By Rita Dimasi artsHub | Thursday, June 04, 2009

August: Osage County courtesy of the MTC  

For those of us who didn’t know Osage County until the current Melbourne Theatre production August: Osage County, it is Oklahoma’s largest state, and is home to around 45,000 locals of which the Osage Nation, the dominant tribe in the region are part of. It is said to be a vast plain that stretches endlessly across 700 square miles of Kansas prairie (yes think Wizard of Oz).

It will also now be remembered for being home to the Pulitzer-Tony Award winning play, August: Osage County (Tracy Letts won the 2008 Pulitzer Prize for writing the script, and of the five 2008 Tony Awards one was for Best Play.)

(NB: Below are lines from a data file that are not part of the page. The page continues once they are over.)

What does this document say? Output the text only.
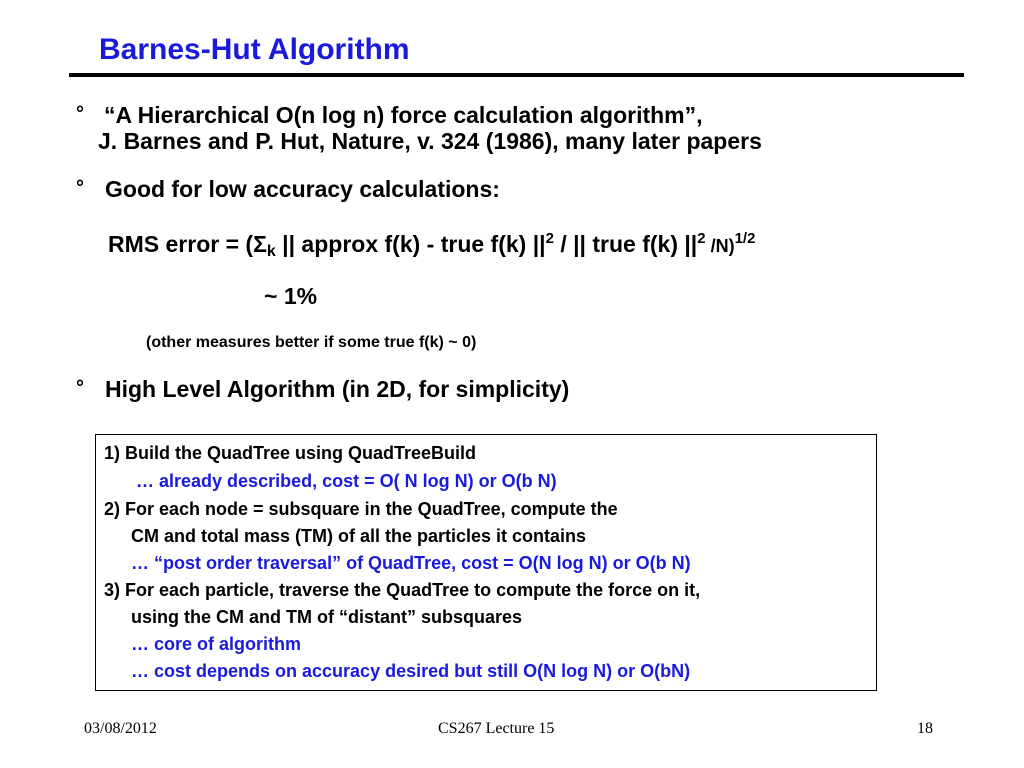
Barnes-Hut Algorithm
° “A Hierarchical O(n log n) force calculation algorithm”,
J. Barnes and P. Hut, Nature, v. 324 (1986), many later papers
° Good for low accuracy calculations:
RMS error = (Σk || approx f(k) - true f(k) $||^2$ / || true f(k) $||^2$ /N)$^{1/2}$
~ 1%
(other measures better if some true f(k) ~ 0)
° High Level Algorithm (in 2D, for simplicity)
1) Build the QuadTree using QuadTreeBuild
… already described, cost = O( N log N) or O(b N)
2) For each node = subsquare in the QuadTree, compute the
CM and total mass (TM) of all the particles it contains
… “post order traversal” of QuadTree, cost = O(N log N) or O(b N)
3) For each particle, traverse the QuadTree to compute the force on it,
using the CM and TM of “distant” subsquares
… core of algorithm
… cost depends on accuracy desired but still O(N log N) or O(bN)
03/08/2012	CS267 Lecture 15	18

And to round off this perfect 10 for critical success, it was announced November last year, that the Weinstein Company has now acquired the worldwide rights to produce and distribute the feature film adaptation of this hugely successful play (the film is currently in development, with playwright Tracy Letts also writing the film script).

The play premiered in 2007 at Chicago’s Steppenwolf Theatre and debuted on Broadway in the same year. It opened at London’s National Theatre in November 2008, and here it is now in Melbourne courtesy of The Melbourne Theatre Company – June 2009.

Tracy Letts is an American playwright and actor and the son of author Billie Letts, probably best remembered for her novel Where The Heart Is which was also made into a film (with Nathalie Portman, Ashley Judd and Stockard Channing), and become a contender for the top prize in Oprah’s Book Club. Letts’ mother is reported to have explained the difference in their work as: "I try to be upbeat and funny. Everybody in Tracy's stories gets naked or dead."

Tracy Letts’ work is not unfamiliar in the rich literary and theatrical landscape that the great Americana tradition has been built on. It focuses on a strong familial-based narrative woven around the fabric of social routine and all the significant cultural cues in these relationships.

Letts is said to find inspiration from the works of Tennessee Williams and the novels of William Faulkner and Jim Thompson, and you can see elements of this in the play August: Osage County, particularly Williams. The story centre’s around the Weston family and their reunion due to a family drama. The play methodically clears a path, by where the audience can view each character from dark comedic angles to classic melodrama.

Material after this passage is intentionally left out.